October 17, 2014
The Roman Catholic and Russian Orthodox Churches should join forces to defend marriage and the family on the international stage, the head of the Synodal Department for External Church Relations for the Moscow Patriarchate told Catholic bishops at the Vatican on Thursday.
“The time has come for Christians to join efforts and come out as a united front for the noble goal of protecting the family when confronted by the challenges of the secular world for the sake of preserving the future of civilization,” Metropolitan Hilarion (Alfeyev) said, addressing the Extraordinary Synod of the Family in Rome.
Emphasizing the serious state of the family today, the hierarch said in his statement that saving the family “is the field in which our alliance may become really needed.”
“The topic of the family is one of the most acute and vital today,” Metropolitan Hilarion stated. “It is an indicator of the moral state of the society in which we live.”
The Catholic and Russian Orthodox Churches should collaborate to defend their positions in discussion with legislative and executive powers in specific countries, and in front of international organizations such as the UN and the Council of Europe, he said.
“We have anxiously watched as abuse of the notions of freedom and tolerance has been used in recent years to dismantle the basic values rooted in religious traditions,” Metropolitan Hilarion said. “There is an increasingly aggressive propagation of the idea of moral relativism applied also to the institution of the family held sacred by all of humanity.”

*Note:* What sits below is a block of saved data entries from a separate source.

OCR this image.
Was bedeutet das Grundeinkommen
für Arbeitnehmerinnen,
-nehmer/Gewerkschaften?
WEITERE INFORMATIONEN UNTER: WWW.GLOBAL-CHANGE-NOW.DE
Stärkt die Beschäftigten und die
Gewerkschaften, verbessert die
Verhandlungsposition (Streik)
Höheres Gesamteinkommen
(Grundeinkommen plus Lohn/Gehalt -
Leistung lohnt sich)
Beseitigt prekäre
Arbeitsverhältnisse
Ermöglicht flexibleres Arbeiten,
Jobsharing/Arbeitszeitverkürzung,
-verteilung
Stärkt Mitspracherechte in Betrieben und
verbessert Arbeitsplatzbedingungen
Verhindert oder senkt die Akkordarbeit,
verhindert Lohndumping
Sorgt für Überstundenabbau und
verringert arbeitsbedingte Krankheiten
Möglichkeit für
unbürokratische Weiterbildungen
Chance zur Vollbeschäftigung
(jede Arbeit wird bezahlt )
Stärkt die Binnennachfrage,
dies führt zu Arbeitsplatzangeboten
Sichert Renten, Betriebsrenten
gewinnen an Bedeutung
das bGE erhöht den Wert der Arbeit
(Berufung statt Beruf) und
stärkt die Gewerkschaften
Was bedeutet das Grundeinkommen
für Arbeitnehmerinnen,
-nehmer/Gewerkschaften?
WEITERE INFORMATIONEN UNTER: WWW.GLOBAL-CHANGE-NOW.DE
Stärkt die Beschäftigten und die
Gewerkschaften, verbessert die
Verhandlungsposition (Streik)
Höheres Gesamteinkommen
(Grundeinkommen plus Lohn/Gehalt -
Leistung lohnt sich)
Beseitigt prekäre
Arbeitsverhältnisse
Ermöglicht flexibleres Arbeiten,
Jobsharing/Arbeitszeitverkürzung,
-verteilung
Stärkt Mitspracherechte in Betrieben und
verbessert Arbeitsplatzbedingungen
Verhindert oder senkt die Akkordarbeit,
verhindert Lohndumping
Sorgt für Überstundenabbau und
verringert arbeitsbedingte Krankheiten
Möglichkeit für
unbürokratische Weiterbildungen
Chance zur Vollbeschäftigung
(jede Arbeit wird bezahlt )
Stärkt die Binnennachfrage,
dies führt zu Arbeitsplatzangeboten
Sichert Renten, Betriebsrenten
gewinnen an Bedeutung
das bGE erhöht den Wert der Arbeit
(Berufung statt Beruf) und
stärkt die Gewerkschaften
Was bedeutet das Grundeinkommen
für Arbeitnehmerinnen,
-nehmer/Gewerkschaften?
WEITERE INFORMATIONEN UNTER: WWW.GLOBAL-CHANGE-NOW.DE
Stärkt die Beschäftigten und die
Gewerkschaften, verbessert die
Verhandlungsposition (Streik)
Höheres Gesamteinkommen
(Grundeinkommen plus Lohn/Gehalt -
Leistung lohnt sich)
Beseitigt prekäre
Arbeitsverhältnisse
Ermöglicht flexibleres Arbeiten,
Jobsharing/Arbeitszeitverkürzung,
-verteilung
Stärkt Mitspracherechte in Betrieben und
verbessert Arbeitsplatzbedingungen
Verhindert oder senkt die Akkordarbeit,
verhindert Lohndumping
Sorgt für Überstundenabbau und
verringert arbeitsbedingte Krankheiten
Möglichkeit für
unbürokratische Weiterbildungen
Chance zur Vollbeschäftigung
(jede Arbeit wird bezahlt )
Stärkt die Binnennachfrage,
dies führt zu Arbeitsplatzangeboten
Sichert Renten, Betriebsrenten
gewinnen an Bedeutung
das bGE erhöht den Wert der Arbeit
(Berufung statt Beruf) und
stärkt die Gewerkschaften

He brought attention to the resulting erosion of respect for life with the family’s collapse.
“Children are no longer seen as the desirable fruit of spouses’ mutual love,” Metropolitan Hilarion said. “The right of abortion, restricted by almost nothing, has become widespread, and has led to the legalization of the destruction of millions of lives.”
He also decried the abandonment of children.
As the synod neared the end of its second week and dispute lingered over itsdocuments and direction, the Russian hierarch warned against moral relativism, stating it had also affected many Christians who profess the Church’s teaching on the family but refuse to follow it.
The hierarch drew a parallel between the breakdown of the family and legalized homosexual “marriage” imposed in the U.S. and parts of Europe, homosexual adoption, and surrogate motherhood.
“Traditional families built on the notion of marriage as union of man and woman become weaker and weaker,” Metropolitan Hilarion said. “Instead of concern for their consolidation, there is the propaganda of so-called 'free relations.' The notions of fidelity, mutual respect and responsibility of spouses are replaced by the imposition of hedonism and calls to live for one’s own self.”
The Russian hierarch reminded the Synod’s bishops of the 2013 Rome conferenceOrthodox and Catholics Protecting the Family Together, and its final statement underscoring, “our conviction that we bear a common responsibility for making marriage and family life the way to sanctity for Christian families,” and he issued a call to action.
“It is essential not to confine ourselves to noble appeals, but to press in every possible way for the legal protection of the family,” Metropolitan Hilarion said. “It is necessary to restore in our society the awareness that freedom is unthinkable without responsibility for one’s actions.”